When I was shopping for a liveaboard I bought an A layout ketch. The sloop or the cutter would give a less crowded cockpit but the cockpit is large and comfortable.

Pearson 424


----------



## Paul Revere (May 27, 2018)

Thanks for all the advice Guy's!

I'll look at some of the models you suggested, we've looked at Pearson 424/422's in the past, but none seemed to be in the right condition, we'll keep looking for the right one. 

Anyone have any opinions on endeavor 42s?

Thanks,
Paul


----------



## chicory83 (Dec 21, 2009)

SanderO said:


> I did a delivery to the Caribbean of a early 80s Contest 38. It was a center cockpit and quite roomy, nice galley too. It was not a fast boat. Would be a nice charter boat.


Second this suggestion. Sailed a Contest 38 Ketch with my dad for many years. Solidly built and comfortable, but as Sander says, not a fast boat.


----------



## curtis742 (Jan 26, 2016)

So just how many sailboats are fast? Catamarans maybe. Keel boats are all slow. Do the math, square root of the LWL multiplied by 1.34? You would need a boat over 50ft to get close to 10 knots. For the price range go wide, at at least there's a lot of room to enjoy while poking along at 7 knots. Most older boats will need a ton of work and upgrades in that price range. Buy a 60k 42 foot boat and spend another 30k on repairing not counting all the sweat equity or double that at least if you have someone else do the work. Just go ahead and fork over some major cash and get a cat
Shallow draft, wide beam, pretty darn fast as far as blow boats are concerned and more attractive for charter customers.


----------



## Jeff_H (Feb 26, 2000)

Paul Revere said:


> Thanks for all the advice Guy's!
> 
> I'll look at some of the models you suggested, we've looked at Pearson 424/422's in the past, but none seemed to be in the right condition, we'll keep looking for the right one.
> 
> ...


I know the Endeavour 42's pretty well.
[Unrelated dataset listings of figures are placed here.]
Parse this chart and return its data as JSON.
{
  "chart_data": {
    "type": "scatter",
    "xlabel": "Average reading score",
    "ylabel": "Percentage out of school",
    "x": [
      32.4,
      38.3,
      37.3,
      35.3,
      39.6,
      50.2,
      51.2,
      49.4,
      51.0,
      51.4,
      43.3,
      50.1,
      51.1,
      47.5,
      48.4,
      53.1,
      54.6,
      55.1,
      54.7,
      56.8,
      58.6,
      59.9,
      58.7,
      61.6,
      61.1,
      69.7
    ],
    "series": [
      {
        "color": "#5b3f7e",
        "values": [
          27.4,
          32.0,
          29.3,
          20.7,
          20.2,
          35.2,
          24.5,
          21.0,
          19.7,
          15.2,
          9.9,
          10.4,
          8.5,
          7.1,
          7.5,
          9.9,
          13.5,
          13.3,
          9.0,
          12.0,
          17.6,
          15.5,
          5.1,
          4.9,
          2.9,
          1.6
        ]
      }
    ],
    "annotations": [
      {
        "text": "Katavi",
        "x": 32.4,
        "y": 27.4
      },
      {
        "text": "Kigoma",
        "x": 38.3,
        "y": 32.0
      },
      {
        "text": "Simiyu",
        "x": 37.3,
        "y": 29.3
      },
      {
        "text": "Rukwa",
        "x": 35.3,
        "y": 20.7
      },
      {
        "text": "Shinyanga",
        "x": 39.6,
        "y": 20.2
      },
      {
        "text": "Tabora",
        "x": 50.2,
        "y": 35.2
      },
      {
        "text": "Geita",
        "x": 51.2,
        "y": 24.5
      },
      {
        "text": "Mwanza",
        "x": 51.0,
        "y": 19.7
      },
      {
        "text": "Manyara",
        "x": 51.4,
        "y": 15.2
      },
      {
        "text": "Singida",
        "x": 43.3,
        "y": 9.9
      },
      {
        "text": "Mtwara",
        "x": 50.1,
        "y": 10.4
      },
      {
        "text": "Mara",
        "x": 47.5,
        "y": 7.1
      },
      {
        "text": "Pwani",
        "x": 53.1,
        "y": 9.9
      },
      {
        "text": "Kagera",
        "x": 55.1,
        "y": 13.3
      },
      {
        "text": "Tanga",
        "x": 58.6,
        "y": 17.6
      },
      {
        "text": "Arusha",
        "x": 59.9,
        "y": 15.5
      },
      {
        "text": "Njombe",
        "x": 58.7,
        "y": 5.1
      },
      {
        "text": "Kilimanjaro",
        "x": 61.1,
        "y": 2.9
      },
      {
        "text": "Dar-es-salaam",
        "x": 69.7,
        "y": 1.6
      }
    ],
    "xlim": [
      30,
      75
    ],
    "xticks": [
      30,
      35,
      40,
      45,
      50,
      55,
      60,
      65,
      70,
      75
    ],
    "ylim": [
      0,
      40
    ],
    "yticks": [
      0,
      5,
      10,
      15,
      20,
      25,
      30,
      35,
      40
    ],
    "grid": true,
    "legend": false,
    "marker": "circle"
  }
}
My Mom had an Endeavour 37 and 40, and I helped a fellow rebuild a 42 after it came out of charter. The Endeavour 42 did not sail particularly well, and was not all that well constructed.

For a charter boat you want a boat that will sail well in a the typical range of conditions or you will end up motoring a lot with a lot of dissatisfied guests.

Also the cockpit on most sub-42 foot center cockpit boats are generally higher out of the water and so you would be more likely to end up with seasick customers.

Jeff


----------



## SanderO (Jul 12, 2007)

curtis742 said:


> So just how many sailboats are fast? Catamarans maybe. Keel boats are all slow. Do the math, square root of the LWL multiplied by 1.34? You would need a boat over 50ft to get close to 10 knots. For the price range go wide, at at least there's a lot of room to enjoy while poking along at 7 knots. Most older boats will need a ton of work and upgrades in that price range. Buy a 60k 42 foot boat and spend another 30k on repairing not counting all the sweat equity or double that at least if you have someone else do the work. Just go ahead and fork over some major cash and get a cat
> Shallow draft, wide beam, pretty darn fast as far as blow boats are concerned and more attractive for charter customers.


I have a 36s and it's definitely a faster boat than the 38 ketch... both have nice large comfortable cockpits...


----------



## Calmwater (Aug 5, 2018)

Hi,
If still interested in the subject... Not clear if you want a boat for your own sailing fun or for chartering as a business - you'll need a lot of experience (years!) to safely operate a charter business and for a commercial certificate plus the insurance etc. etc. - also guests will need a huge cockpit - that's not a center cockpit boat, unless if you get an Oyster or HR 53' (20 years old for 500,000++...). Center cockpits work reasonably well with a design of at least 42' boats and more on the modern side as you need a wide transom (otherwise, no reasonable aft stateroom) - but for these you need a budget of at least $120,000 (including a minimal refit on any boat you buy that was perfectly maintained...)

Also, no keel bolts? - that would limit your searches even more... most boats are designed with bolted keels and if well maintained there are no problems with that.

Bottom line, to my opinion, with your budget and requirements, you can probably only get a Hunter, maybe Catalina with 36-40 of the older era +/- 1990. Jeanneau and Beneteau are generally more expensive - there is a good inventory on less than 40' boats and you can find also more reputable and better built boats (Sabre, Pearson, Bristol) some are in a superb condition.

Best of luck!


----------